Em artigo publicado em setembro de 1945, Maurício Grabois, futuro líder da bancada comunista na Câmara Federal, escrevia: “Nós, comunistas, não levantamos a bandeira da Constituinte com Getúlio Vargas. Levantamos a bandeira da Constituinte. Constituinte com Vargas é a palavra de ordem de uma outra organização, o ‘Queremismo’”.3
Alguns autores4 não só afirmam que “foi de autoria dos comunistas a ideia de ‘Constituinte com Getúlio’”, como nomeiam eventos públicos em que Prestes teria defendido essa consigna, citando, por exemplo, o comício do PCB realizado em Belo Horizonte, em 14 de outubro de 1945. Entretanto, a consulta aos discursos pronunciados por Prestes e por outras lideranças comunistas nessa ocasião revela que foi feita a defesa de uma Assembleia Constituinte soberana e não há referências à tese queremista.5
Se os documentos da época são reveladores tanto no que diz respeito às posições do movimento queremista quanto às do PCB e de Luiz Carlos Prestes, o que é apresentado sobre essa temática em numerosos textos historiográficos, memorialísticos, biográficos, sociológicos e de ciência política? Como estão refletidos nessas obras os posicionamentos assumidos em 1945 pelas forças políticas em questão?
Os comunistas e o “queremismo” em textos de historiadores, sociólogos e cientistas sociais
Em O livro negro do comunismo no Brasil, obra declaradamente anticomunista, inspirada em sua congênere Livro negro do comunismo, publicada em 1997 na França, afirma-se que Prestes teria defendido “Constituinte com Getúlio”, aproximando-se do queremismo (MARQUES, 2019, p. 262, 265). Em livro também assumidamente anticomunista, Comunismo e stalinismo no Brasil, repete-se que o queremismo contou com o apoio do PCB (OLIVEIRA, 2017, p. 146). Sérgio Corrêa Costa, diplomata brasileiro que serviu em Buenos Aires no final da 2ª Guerra Mundial, no livro Crônica de uma guerra secreta, escreve: “[…] Os comunistas – Luiz Carlos Prestes à frente – lançam o chamado ‘queremismo’, com o slogan ‘Queremos Getúlio’” (COSTA, 2004, p.36).
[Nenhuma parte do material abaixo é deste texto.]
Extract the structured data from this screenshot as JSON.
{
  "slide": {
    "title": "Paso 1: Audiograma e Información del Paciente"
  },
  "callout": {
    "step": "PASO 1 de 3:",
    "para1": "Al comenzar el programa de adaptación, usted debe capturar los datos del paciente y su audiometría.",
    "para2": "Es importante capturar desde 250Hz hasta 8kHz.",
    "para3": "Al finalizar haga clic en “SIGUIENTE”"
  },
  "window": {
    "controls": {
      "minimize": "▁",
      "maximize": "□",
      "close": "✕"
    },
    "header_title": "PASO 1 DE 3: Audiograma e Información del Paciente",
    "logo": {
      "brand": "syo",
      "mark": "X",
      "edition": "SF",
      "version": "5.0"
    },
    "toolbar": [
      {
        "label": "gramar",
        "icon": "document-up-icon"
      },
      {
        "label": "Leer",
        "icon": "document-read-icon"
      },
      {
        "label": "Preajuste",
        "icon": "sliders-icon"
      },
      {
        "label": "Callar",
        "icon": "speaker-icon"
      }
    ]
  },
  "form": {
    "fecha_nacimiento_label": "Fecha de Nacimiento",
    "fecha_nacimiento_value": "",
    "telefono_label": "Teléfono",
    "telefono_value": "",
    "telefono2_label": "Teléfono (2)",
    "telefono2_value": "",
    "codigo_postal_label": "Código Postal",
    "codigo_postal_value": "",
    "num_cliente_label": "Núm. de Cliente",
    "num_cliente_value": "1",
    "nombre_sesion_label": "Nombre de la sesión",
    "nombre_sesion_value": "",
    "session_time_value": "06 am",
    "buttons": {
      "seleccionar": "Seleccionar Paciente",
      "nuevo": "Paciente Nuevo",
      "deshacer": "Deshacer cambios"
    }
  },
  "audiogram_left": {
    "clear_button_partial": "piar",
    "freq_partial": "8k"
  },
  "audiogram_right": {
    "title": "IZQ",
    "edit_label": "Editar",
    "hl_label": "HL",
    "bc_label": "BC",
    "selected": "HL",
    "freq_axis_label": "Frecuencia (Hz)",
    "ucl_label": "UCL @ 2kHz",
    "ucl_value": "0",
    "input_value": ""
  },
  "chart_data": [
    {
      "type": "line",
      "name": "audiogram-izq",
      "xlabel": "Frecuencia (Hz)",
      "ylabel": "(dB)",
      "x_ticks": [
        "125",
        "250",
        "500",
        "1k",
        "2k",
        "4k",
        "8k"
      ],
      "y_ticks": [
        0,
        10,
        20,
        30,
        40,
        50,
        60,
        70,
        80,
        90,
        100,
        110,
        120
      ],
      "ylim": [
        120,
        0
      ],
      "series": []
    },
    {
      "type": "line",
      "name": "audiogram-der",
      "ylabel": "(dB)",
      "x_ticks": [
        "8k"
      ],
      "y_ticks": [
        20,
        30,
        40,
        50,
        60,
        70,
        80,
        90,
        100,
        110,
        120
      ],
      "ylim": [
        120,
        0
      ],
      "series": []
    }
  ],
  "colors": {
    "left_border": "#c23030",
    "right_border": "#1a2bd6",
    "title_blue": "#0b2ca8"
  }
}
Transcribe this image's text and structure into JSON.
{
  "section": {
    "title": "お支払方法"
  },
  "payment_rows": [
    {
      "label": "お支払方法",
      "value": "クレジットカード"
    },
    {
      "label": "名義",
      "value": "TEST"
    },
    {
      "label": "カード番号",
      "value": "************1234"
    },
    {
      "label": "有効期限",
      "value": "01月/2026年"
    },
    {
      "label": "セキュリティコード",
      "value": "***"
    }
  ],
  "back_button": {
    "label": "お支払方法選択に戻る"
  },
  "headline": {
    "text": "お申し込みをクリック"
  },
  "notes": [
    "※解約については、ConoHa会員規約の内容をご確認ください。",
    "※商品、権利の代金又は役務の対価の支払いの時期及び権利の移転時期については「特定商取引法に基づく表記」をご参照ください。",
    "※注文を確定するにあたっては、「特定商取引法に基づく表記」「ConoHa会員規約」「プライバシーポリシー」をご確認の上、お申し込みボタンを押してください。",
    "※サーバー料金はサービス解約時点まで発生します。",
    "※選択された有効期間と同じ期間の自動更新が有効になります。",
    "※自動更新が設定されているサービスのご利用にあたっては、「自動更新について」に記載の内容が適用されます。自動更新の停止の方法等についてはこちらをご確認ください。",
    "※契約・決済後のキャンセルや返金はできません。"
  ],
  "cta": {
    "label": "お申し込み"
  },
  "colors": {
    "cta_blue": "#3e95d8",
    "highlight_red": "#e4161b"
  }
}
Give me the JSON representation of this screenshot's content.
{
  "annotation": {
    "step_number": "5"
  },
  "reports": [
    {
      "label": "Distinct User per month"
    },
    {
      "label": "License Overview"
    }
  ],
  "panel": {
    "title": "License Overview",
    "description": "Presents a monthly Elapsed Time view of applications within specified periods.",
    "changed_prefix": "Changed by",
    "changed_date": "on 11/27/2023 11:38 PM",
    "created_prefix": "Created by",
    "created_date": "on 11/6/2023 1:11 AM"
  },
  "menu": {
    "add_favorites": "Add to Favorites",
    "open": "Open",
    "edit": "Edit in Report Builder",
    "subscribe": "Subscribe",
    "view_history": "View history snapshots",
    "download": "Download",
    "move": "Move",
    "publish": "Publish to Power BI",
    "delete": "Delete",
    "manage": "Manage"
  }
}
Em Brasil: uma biografia, Lilia M. Schwarcz e Heloisa M. Starling, após acusarem Prestes de deixar os princípios de lado, apoiando “o ditador que havia extraditado sua mulher para a Alemanha nazista”, ademais de outras diatribes, afirmam que o queremismo “passou a contar com a adesão de Prestes e dos comunistas, sempre buscando se posicionar mais próximo de onde o vento soprava” (SCHWARCZ; STARLING, 2018, p. 389, 391).
Em O golpe silencioso, obra em que é abordada a implantação do Estado Novo no Brasil, está registrado um suposto apoio de Prestes ao queremismo, insinuando-se que isso teria sido feito “em busca da legalização do PCB” (CAMARGO, 1989, p. 247).
Autores como Francisco Weffort, Ângela de C. Gomes, Leôncio M. Rodrigues, Maria Celina D’Araújo repetem esse suposto apoio do PCB e de Prestes ao queremismo (WEFFORT, 1978, p. 24, n.5; GOMES, 2007, p. 60; RODRIGUES, 1981, p. 409; D’ARAÚJO, 1996, p. 47; 1997, p. 31).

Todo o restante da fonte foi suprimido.